What characters are good to start with when designing a typeface?


Given many characters in a typeface build on others and even just a couple of characters can reveal a lot of the features of a given typeface, what characters are good to start with when designing a typeface?

3/22/2013 10:20:00 AM

I got interested in the question (I don't design type, I just design with it), asked around folks that do, and did some research. There doesn't seem to be a consensus -- every designer works with his/her own natural creative process, and many start with a sketched idea that could be any letter or a combination.

Here are some interviews from ilovetypography.com (an excellent resource, btw) that will give you an idea of the diversity of approach: Ludwig Ubele, Nikola Djurek and Alice Savoie. Ubele says, in particular:

The nicest part is to start: sketching randomly, finding an idea and a general construction or characteristic; drawing the first letters and making the first words. As I said before I don’t have a specific letter which I usually start with, but there are some key glyphs which show the basic forms: n, b, o, v for instance for lowercase, A, H, O for uppercase.
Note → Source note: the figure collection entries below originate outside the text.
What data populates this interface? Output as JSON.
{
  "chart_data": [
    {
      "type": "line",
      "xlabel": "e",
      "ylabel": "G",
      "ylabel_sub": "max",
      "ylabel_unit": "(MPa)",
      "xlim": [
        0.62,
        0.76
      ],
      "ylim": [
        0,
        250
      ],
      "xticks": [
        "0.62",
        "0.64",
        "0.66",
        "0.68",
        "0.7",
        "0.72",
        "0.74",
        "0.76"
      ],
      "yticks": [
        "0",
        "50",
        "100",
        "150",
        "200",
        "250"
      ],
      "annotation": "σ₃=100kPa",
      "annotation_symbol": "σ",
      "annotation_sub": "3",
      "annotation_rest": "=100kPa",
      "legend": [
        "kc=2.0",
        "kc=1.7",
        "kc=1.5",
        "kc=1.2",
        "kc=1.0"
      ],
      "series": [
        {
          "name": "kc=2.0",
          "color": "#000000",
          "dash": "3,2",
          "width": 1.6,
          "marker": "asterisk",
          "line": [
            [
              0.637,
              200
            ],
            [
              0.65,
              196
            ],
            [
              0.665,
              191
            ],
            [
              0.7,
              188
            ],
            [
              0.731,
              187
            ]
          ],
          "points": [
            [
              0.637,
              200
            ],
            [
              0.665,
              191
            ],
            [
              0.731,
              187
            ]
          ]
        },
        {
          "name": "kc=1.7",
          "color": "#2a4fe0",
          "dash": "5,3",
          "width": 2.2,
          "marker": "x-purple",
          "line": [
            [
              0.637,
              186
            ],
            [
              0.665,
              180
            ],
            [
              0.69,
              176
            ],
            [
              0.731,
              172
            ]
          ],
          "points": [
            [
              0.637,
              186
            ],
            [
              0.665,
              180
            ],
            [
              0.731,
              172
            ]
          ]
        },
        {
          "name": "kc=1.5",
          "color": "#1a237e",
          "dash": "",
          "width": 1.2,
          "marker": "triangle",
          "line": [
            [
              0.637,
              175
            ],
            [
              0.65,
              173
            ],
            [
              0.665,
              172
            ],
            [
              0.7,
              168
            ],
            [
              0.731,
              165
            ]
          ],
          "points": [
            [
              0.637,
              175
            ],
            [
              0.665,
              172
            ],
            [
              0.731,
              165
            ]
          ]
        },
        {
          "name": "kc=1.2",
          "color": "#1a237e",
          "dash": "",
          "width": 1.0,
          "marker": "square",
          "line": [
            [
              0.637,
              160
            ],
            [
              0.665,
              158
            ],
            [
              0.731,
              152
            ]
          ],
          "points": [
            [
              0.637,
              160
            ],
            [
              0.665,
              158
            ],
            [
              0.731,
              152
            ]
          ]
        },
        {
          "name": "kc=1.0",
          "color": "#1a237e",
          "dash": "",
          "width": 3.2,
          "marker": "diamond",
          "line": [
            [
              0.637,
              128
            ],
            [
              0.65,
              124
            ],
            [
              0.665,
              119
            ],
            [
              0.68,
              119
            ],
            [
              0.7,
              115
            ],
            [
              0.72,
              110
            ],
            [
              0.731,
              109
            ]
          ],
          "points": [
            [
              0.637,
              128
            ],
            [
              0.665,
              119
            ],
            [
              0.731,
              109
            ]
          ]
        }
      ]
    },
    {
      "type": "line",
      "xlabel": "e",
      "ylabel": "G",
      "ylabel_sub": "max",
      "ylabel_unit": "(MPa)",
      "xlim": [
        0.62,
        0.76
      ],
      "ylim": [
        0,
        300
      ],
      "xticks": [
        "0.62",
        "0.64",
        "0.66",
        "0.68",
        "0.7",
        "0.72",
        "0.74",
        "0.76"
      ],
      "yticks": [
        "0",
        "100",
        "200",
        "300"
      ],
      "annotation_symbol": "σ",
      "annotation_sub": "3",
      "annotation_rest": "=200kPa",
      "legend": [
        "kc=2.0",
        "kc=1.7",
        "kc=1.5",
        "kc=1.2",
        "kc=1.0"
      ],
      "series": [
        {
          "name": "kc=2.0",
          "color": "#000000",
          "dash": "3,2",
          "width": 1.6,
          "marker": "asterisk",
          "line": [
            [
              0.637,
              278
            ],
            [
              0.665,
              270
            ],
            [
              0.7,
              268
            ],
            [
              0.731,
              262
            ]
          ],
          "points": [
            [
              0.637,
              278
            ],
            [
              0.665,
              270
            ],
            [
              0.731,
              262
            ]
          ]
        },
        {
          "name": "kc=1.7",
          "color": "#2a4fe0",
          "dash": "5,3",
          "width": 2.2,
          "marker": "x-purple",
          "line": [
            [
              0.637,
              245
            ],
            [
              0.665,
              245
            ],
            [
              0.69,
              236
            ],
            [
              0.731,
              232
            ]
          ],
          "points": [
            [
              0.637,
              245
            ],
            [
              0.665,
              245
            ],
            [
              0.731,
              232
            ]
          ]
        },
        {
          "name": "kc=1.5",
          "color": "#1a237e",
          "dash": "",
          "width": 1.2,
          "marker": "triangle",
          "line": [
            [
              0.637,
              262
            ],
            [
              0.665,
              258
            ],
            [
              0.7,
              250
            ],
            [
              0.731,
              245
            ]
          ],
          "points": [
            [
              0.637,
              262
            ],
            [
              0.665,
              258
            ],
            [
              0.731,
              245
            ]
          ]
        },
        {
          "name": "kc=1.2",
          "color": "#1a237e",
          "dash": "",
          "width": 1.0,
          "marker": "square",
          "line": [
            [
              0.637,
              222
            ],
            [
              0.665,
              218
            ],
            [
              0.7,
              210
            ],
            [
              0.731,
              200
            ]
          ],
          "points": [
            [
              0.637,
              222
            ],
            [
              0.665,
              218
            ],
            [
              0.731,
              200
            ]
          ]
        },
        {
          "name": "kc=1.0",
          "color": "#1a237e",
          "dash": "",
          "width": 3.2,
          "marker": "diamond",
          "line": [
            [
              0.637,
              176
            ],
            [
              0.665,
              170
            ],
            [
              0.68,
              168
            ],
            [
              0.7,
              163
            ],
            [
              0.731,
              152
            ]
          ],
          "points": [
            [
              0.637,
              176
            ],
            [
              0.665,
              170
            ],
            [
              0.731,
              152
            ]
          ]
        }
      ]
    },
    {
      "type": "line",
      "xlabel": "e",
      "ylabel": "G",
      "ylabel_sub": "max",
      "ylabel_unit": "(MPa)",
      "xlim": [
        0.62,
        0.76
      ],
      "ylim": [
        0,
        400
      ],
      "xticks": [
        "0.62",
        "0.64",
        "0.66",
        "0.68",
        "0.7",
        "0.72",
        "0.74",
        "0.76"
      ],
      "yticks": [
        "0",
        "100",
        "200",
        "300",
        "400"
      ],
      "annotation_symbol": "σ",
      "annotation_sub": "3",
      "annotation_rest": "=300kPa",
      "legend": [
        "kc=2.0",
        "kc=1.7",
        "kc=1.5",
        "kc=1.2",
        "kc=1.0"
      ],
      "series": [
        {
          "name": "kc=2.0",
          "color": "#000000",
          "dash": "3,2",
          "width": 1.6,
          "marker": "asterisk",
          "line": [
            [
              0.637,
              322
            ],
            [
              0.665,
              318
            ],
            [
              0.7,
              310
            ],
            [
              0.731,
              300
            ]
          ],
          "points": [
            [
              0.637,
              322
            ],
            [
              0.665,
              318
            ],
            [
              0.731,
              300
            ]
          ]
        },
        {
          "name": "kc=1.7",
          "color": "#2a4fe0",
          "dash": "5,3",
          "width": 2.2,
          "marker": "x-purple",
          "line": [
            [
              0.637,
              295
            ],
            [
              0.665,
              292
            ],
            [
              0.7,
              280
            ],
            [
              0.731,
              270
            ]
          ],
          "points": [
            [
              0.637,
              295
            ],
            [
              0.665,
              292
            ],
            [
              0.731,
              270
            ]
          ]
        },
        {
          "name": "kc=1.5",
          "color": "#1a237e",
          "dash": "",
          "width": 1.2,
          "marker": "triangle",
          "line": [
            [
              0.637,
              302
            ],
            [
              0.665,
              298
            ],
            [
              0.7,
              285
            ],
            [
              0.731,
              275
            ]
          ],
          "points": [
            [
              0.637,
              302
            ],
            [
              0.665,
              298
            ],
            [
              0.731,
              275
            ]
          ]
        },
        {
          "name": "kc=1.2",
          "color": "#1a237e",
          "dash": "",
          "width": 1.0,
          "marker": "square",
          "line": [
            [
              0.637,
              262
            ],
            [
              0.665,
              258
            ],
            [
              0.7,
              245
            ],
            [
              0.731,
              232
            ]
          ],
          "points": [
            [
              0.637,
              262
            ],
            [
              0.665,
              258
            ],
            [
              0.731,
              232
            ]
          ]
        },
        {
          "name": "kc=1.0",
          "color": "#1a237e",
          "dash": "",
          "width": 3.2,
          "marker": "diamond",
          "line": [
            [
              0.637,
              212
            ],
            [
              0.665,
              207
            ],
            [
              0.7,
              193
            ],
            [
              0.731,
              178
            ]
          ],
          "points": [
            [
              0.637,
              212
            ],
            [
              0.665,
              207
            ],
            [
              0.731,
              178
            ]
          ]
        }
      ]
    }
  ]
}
I try in the begining not to concentrate too much on single letters but work on the whole alphabet and balance the single letters in relation to each other. That way I can set text very early on, and see how the typeface looks in small printed text—that’s usually very different from what you see on screen.

The best typographic resource I know of on the web is typophile.com. There is a terrific "How To" section in the wiki, and you can branch out from there. This site will take you as deep as you want to go into typeface design.